The first was that of the US renewable energy major, SunEdison, wanting to purchase 1,000 vanadium flow batteries from another US company called Imergy Power. A couple of months back, SunEdison had announced that it would jointly power 5,000 villages and small towns in India in collaboration with OMC Ltd, a company that has been in the mini grids business for some years. Now, SunEdison wants to use these batteries for the micro and mini grid systems that it would put up jointly with OMC Ltd.

Lithium-ion batteries

The second announcement came from Switzerland. It said that ABB and Samsung SDI had joined hands to produce lithium-ion batteries to promote micro grid solutions globally. Samsung would bring the batteries, ABB control systems, and together they would make micro grids a viable solution to bringing electricity to rural areas.

Embedded in these two announcements is the message that is increasingly becoming evident to those who deal with renewable energy.
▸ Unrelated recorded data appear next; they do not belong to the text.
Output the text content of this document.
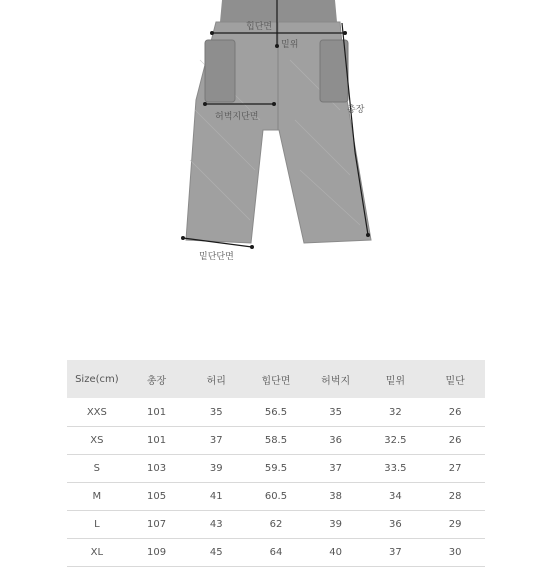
힙단면
밑위
총장
허벅지단면
밑단단면
Size(cm)	총장	허리	힙단면	허벅지	밑위	밑단
XXS	101	35	56.5	35	32	26
XS	101	37	58.5	36	32.5	26
S	103	39	59.5	37	33.5	27
M	105	41	60.5	38	34	28
L	107	43	62	39	36	29
XL	109	45	64	40	37	30
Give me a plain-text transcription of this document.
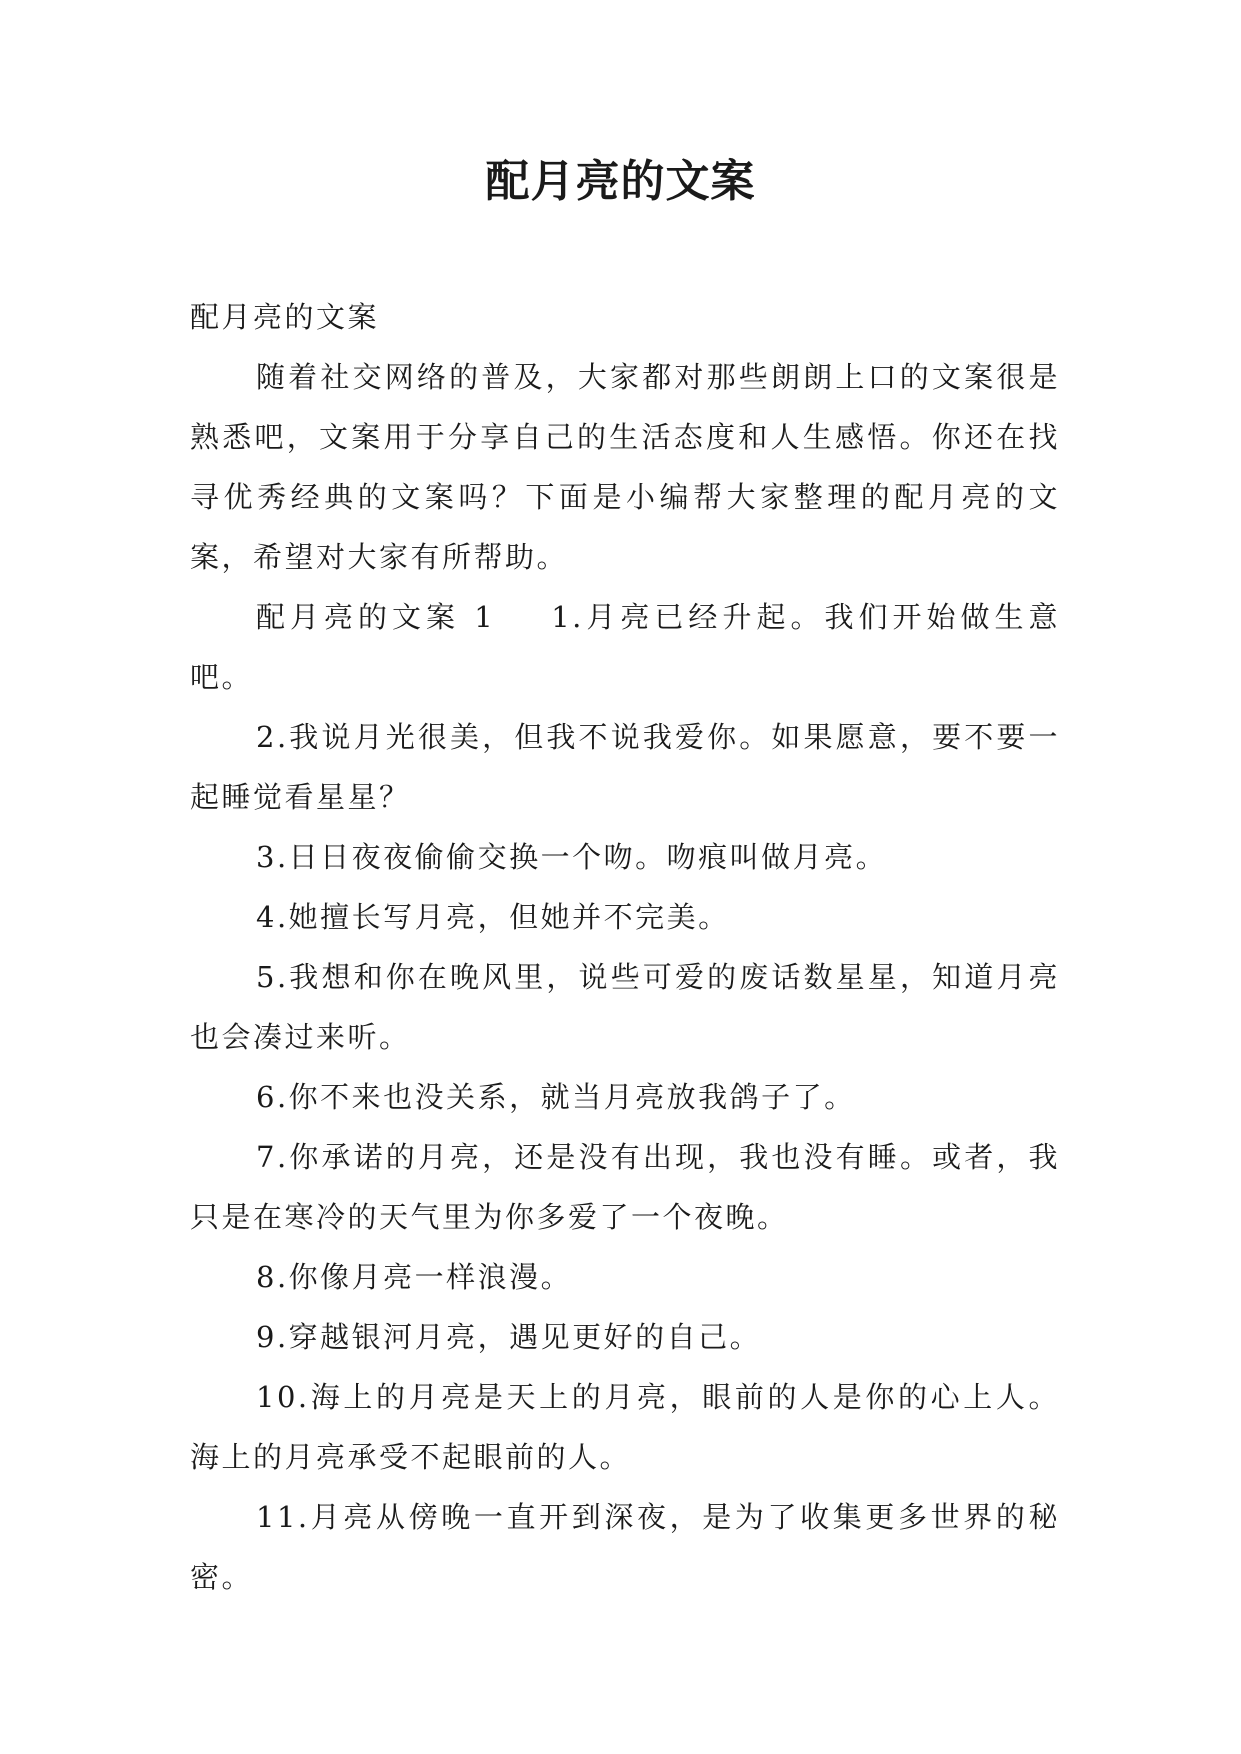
配月亮的文案

配月亮的文案

随着社交网络的普及，大家都对那些朗朗上口的文案很是熟悉吧，文案用于分享自己的生活态度和人生感悟。你还在找寻优秀经典的文案吗？下面是小编帮大家整理的配月亮的文案，希望对大家有所帮助。

配月亮的文案 1 1.月亮已经升起。我们开始做生意吧。

2.我说月光很美，但我不说我爱你。如果愿意，要不要一起睡觉看星星？

3.日日夜夜偷偷交换一个吻。吻痕叫做月亮。

4.她擅长写月亮，但她并不完美。

5.我想和你在晚风里，说些可爱的废话数星星，知道月亮也会凑过来听。

6.你不来也没关系，就当月亮放我鸽子了。

7.你承诺的月亮，还是没有出现，我也没有睡。或者，我只是在寒冷的天气里为你多爱了一个夜晚。

8.你像月亮一样浪漫。

9.穿越银河月亮，遇见更好的自己。

10.海上的月亮是天上的月亮，眼前的人是你的心上人。海上的月亮承受不起眼前的人。

11.月亮从傍晚一直开到深夜，是为了收集更多世界的秘密。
Without proper storage systems, the role of renewable energy can at best be marginal.

That is more so in solar powered micro and mini grids - where companies put up a solar power generation unit and cable-up un-electrified or poorly electrified villages and start supplying power. Electricity is mostly needed for basic lighting, mobile charging and fans. Solar panels generate power during the days and the power needs to be stored for the nights.
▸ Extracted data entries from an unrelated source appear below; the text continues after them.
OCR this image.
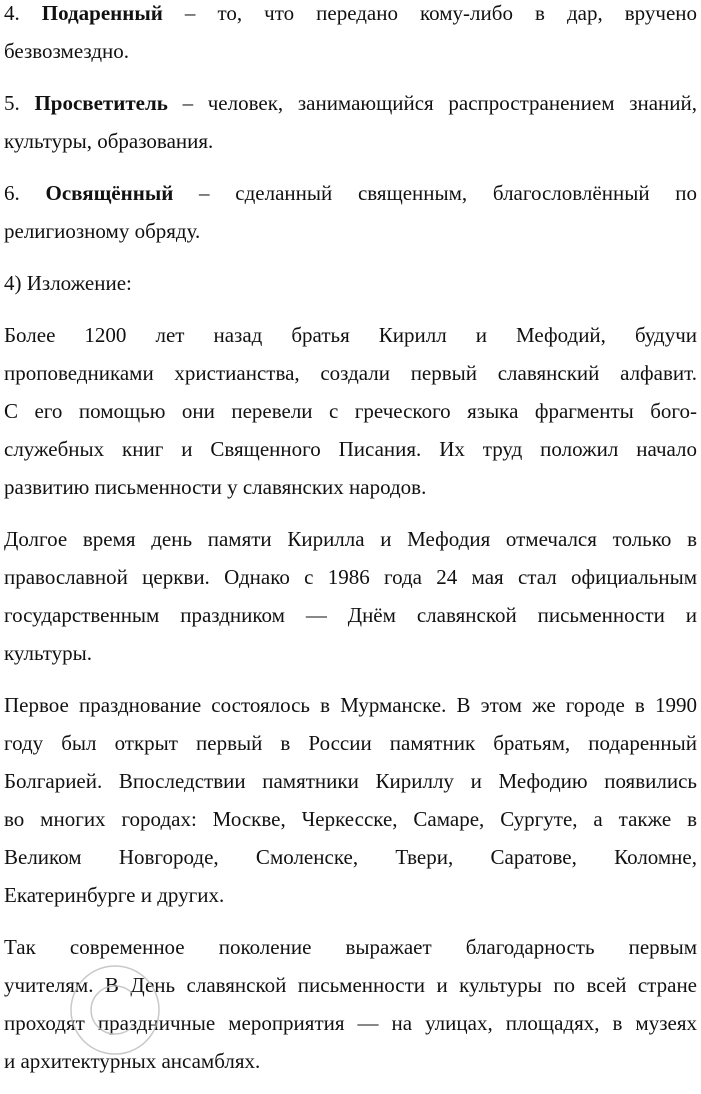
4. Подаренный – то, что передано кому-либо в дар, вручено
безвозмездно.
5. Просветитель – человек, занимающийся распространением знаний,
культуры, образования.
6. Освящённый – сделанный священным, благословлённый по
религиозному обряду.
4) Изложение:
Более 1200 лет назад братья Кирилл и Мефодий, будучи
проповедниками христианства, создали первый славянский алфавит.
С его помощью они перевели с греческого языка фрагменты бого-
служебных книг и Священного Писания. Их труд положил начало
развитию письменности у славянских народов.
Долгое время день памяти Кирилла и Мефодия отмечался только в
православной церкви. Однако с 1986 года 24 мая стал официальным
государственным праздником — Днём славянской письменности и
культуры.
Первое празднование состоялось в Мурманске. В этом же городе в 1990
году был открыт первый в России памятник братьям, подаренный
Болгарией. Впоследствии памятники Кириллу и Мефодию появились
во многих городах: Москве, Черкесске, Самаре, Сургуте, а также в
Великом Новгороде, Смоленске, Твери, Саратове, Коломне,
Екатеринбурге и других.
Так современное поколение выражает благодарность первым
учителям. В День славянской письменности и культуры по всей стране
проходят праздничные мероприятия — на улицах, площадях, в музеях
и архитектурных ансамблях.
For companies like OMC, whose business model is to supply power to a well-paying anchor customer, such as a telecom tower or a petrol bunk, and provide surplus electricity to nearby villages, storage solutions are not just facilitators; they are indispensable.

Renewable energy and storage systems go hand-in-hand everywhere, not just in solar-powered micro and mini grid solutions, where the need for storage is more obvious.
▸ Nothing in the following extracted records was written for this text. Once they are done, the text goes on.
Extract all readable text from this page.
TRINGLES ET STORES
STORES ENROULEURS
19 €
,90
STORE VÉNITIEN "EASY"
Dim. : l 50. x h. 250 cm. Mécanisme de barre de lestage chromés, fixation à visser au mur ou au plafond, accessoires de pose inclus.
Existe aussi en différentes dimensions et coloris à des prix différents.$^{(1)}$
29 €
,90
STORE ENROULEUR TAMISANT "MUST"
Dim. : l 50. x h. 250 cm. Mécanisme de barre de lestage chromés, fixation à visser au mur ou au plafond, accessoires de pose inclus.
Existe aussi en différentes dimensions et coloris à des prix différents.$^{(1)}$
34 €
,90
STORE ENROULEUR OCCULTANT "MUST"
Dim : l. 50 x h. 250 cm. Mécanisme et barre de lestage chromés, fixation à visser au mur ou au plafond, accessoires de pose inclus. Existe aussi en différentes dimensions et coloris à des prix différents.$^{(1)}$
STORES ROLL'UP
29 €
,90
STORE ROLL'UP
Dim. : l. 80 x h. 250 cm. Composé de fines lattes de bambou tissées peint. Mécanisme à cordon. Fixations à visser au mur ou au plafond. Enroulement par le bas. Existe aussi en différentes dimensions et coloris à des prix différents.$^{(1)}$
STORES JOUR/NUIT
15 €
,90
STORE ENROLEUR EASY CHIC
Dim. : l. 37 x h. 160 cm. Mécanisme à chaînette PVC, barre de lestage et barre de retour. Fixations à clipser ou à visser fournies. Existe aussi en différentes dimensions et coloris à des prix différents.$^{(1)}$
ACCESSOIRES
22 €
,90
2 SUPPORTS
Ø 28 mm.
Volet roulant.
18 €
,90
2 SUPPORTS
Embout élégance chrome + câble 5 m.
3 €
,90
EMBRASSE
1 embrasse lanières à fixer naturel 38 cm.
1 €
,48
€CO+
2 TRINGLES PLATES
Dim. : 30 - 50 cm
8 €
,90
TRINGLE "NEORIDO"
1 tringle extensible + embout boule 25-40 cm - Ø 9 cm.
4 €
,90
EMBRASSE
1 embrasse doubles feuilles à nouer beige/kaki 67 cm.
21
The third announcement illuminates this: on Wednesday, a French battery company called SAFT said it had won a $ 10 million order for supplying some 40,000 batteries for “critical solar-powered served systems” at 775 oil fields of Qatar.

“Storage is the next big thing in energy,” notes Toine Van Megan, an industry expert and Co-Founder of Auroville Consulting, who was earlier an executive at Suzlon. “Storage is an area ripe for research,” he says.

Costs and technology

Storage systems come with their own issues. First they are costly. For instance, if you want to use a flow battery of Imergy Power to provide 4-hour back up for a 1 MW solar power plant, it would approximately cost Rs 3 crore, which, according to A Sethuraman, Managing Director of the company, is much below the competition.

However, costs are coming down. Imergy has a roadmap to bring down cost by 40 per cent in three years. A November 2014 report of UBS and Navigant Research said that battery costs would come down to $ 230 per kWhr (around $ 700 per kWhr now) in about three years and would likely fall to $ 100.

Storage systems are also maturing in technology. Lithium-ion technology is the market leader today, but is likely to be takeover by flow-batteries due to several issues. For instance, lithium-ion has problems in ‘deep discharge’ - you’d have to start recharging when it has discharge half of its capacity, and it could be dangerous if the battery is overcharged, so you’d have to stop charging the moment it reaches full. Flow batteries do not have these issues, last as long as 20 years and even have a residual value, because (in some cases) the metal in the electrolyte can be sold. On the other hand, flow batteries are bulky and hence cannot be used in all applications.

Energy storage is therefore still an evolving science but its future seems assured. The UBS-Navigant Research report predicts that the storage industry, riding on the back of falling costs and maturing technology, will grow 50-fold by 2020, from 400 MWhr in 2013.